Alas the beautiful weather disappears and today is quite wet, so I anticipate spending at least some time in the polytunnel. This is one of the many reasons why polytunnels are brilliant, if it is really wet I can garden under cover, however I notice it is not as dry as it should be inside owing to the many leaks in the roof caused by my darling cats! In between heavy showers I nip outside to continue planting the onion sets and by the end of the day Snowball, Hercules and Keravel are all planted. I do love the names fruit, vegetables and plants are given, one of my great pleasures is writing plant labels - I think that makes me a bit sad! Inside, dodging drips from the roof, I start to organise the sweet peas. I have a dream of growing lots of different varieties of sweet pea and training them up the outside of the fruit cage walls. This would look lovely, but I don't have a great success with sweet peas outside normally, so I am really trying to do things right this year. The seed packets of my new varieties suggest soaking the seeds overnight in warm water, Alan Titchmarsh says soak for a few hours in water. I go for a compromise and decide to soak them for a few hours in warm water in my muffin tin! I then plant them in root trainers and put them in my new propagator. There are 8 root trainers planted out with 248 Sweet Peas. The cats as usual are very interested in nesting in the heated propagators.

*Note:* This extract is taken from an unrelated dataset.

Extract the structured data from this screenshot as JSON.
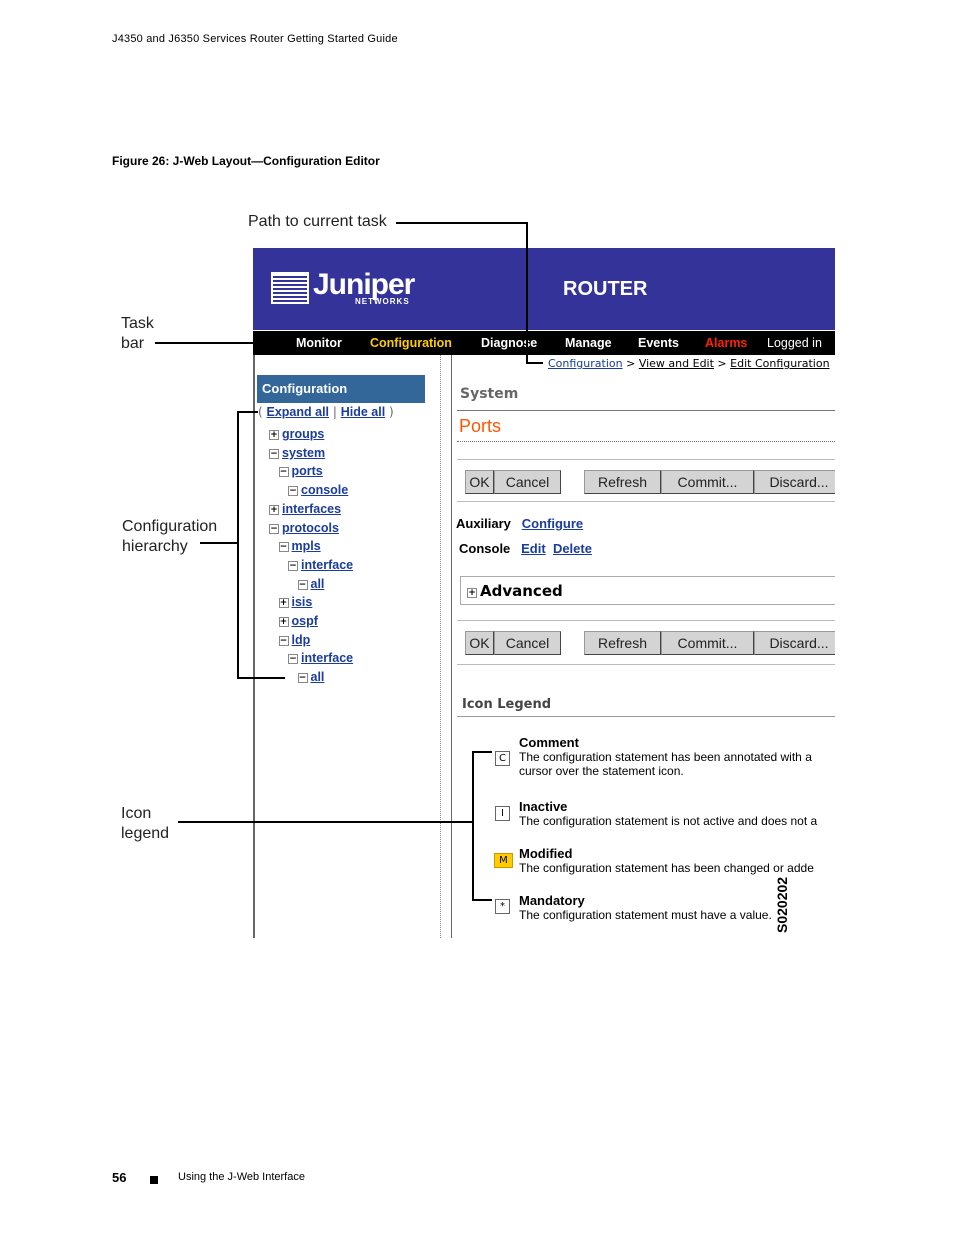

I had 12x 75l sacks of potting compost delivered by my local nursery and I loaded them 6 at a time into our big green barrow to take them round to the kitchen garden - it was very heavy and I nearly lost control of it through the gate both times, maybe I should have made three journeys, I think, as the ridiculously heavy barrow nearly shot me into the polytunnel! As I haul out 12 very heavy compost bags, slippery from the rain, I wonder if this is how other ladies of my vintage spend their afternoons!